Chaque civilisation possède sa propre culture. Elle est basée sur la foi de ses habitants, leurs croyances, leurs mœurs et leurs coutumes. Lorsqu’un businessman désire faire des affaires en Extrême-Orient au Japon ou en Chine, on lui précise au préalable les paroles à ne pas dire, les gestes à ne pas faire. L’homme d’affaire occidental aura appris à ses dépens qu’un Chinois ne dit jamais non, sans signifier pour autant que la réponse n’est pas négative.

On dit que la manière de rentrer en affaires est différence en Occident et en Extrême-Orient. En Occident, on fait des affaires avec des inconnus puis avec le temps on devient amis. En Extrême-Orient, c’est l’inverse, on fait des affaires avec des amis et non pas avec des inconnus; il faut donc prendre le temps de devenir ami pour pouvoir faire des affaires. L’industriel occidental doit savoir décrypter la réponse de son interlocuteur non pas en fonction de sa propre perception, de la culture dont il est issu, mais en fonction de la culture de son interlocuteur. Il lui faut absolument éviter les malentendus causés par une mauvaise interprétation culturelle : n’est pas important ce que Jean dit dans sa langue mais ce que Marie ou Ahmad interprète dans la sienne.

Dans la région du Moyen-Orient qui nous intéresse, 2 cultures se confrontent, celle des Juifs, apparentée à la culture occidentale, et celle du monde Arabe musulman. Chacune possède ses propres valeurs, ses coutumes, c’est tout un appareil de communication verbale et non verbale qui les diffère. Au contraire de ce qui a cours dans l’Europe athée, la religion dans cette région du monde est bien vivante, elle est vibrante et occupe une place importante dans la conduction des affaires tant nationales qu’internationales. Je renvoie le lecteur à un article de ce blog paru le 16 Janvier 2020 dont le but était d’aider l’Homme blanc Occidental à comprendre l’impeccable logique qui sous-tend la politique iranienne des Mollah.
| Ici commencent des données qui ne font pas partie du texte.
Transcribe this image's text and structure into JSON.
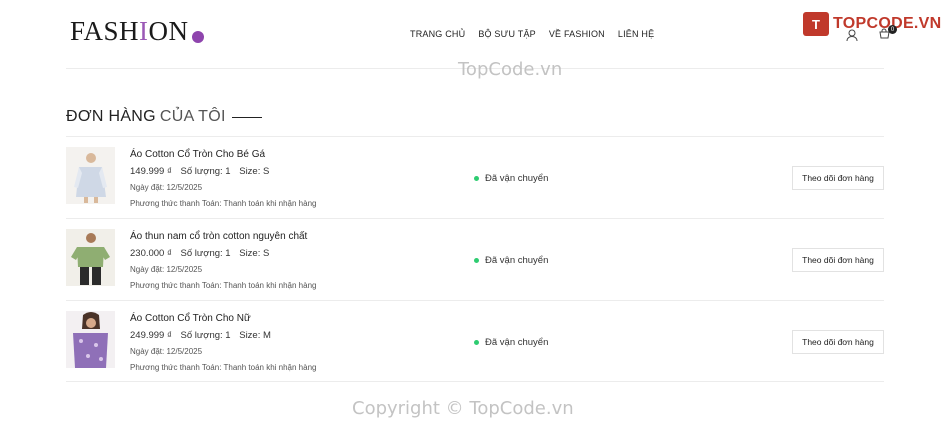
{
  "brand": {
    "logo_text_1": "FASH",
    "logo_text_2": "I",
    "logo_text_3": "ON",
    "accent": "#8e44ad"
  },
  "nav": [
    "TRANG CHỦ",
    "BỘ SƯU TẬP",
    "VỀ FASHION",
    "LIÊN HỆ"
  ],
  "badge": {
    "mark": "T",
    "text": "TOPCODE.VN"
  },
  "header_icons": {
    "user_icon": "user-icon",
    "cart_icon": "cart-icon",
    "cart_count": "0"
  },
  "watermark": {
    "top": "TopCode.vn",
    "bottom": "Copyright © TopCode.vn"
  },
  "page": {
    "title_strong": "ĐƠN HÀNG",
    "title_light": "CỦA TÔI"
  },
  "orders": [
    {
      "name": "Áo Cotton Cổ Tròn Cho Bé Gá",
      "price": "149.999 ₫",
      "quantity": "Số lượng: 1",
      "size": "Size: S",
      "date": "Ngày đặt: 12/5/2025",
      "payment": "Phương thức thanh Toán: Thanh toán khi nhận hàng",
      "status": "Đã vận chuyển",
      "button": "Theo dõi đơn hàng"
    },
    {
      "name": "Áo thun nam cổ tròn cotton nguyên chất",
      "price": "230.000 ₫",
      "quantity": "Số lượng: 1",
      "size": "Size: S",
      "date": "Ngày đặt: 12/5/2025",
      "payment": "Phương thức thanh Toán: Thanh toán khi nhận hàng",
      "status": "Đã vận chuyển",
      "button": "Theo dõi đơn hàng"
    },
    {
      "name": "Áo Cotton Cổ Tròn Cho Nữ",
      "price": "249.999 ₫",
      "quantity": "Số lượng: 1",
      "size": "Size: M",
      "date": "Ngày đặt: 12/5/2025",
      "payment": "Phương thức thanh Toán: Thanh toán khi nhận hàng",
      "status": "Đã vận chuyển",
      "button": "Theo dõi đơn hàng"
    }
  ],
  "colors": {
    "status_dot": "#2ecc71",
    "divider": "#ececec"
  }
}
Dans mon dernier blog du 24 Juillet dernier, je soulignais l’arrogance de l’Homme blanc occidental exprimé au travers de son désir d’imposer ses valeurs des Droits de l’Homme universels, valeurs catholiques (du grec katholikos, universel), au reste de la mosaïque des civilisations humaines, comme horizon indépassable de l’Humanité. Je pointais du doigt l’Homme blanc occidental athée répétant à l’identique l’effort de ses ancêtres chrétiens qui eurent pour but d’imposer le Christianisme aux continents autres que l’Europe, un autre horizon sublime et supposé indépassable de la pensée.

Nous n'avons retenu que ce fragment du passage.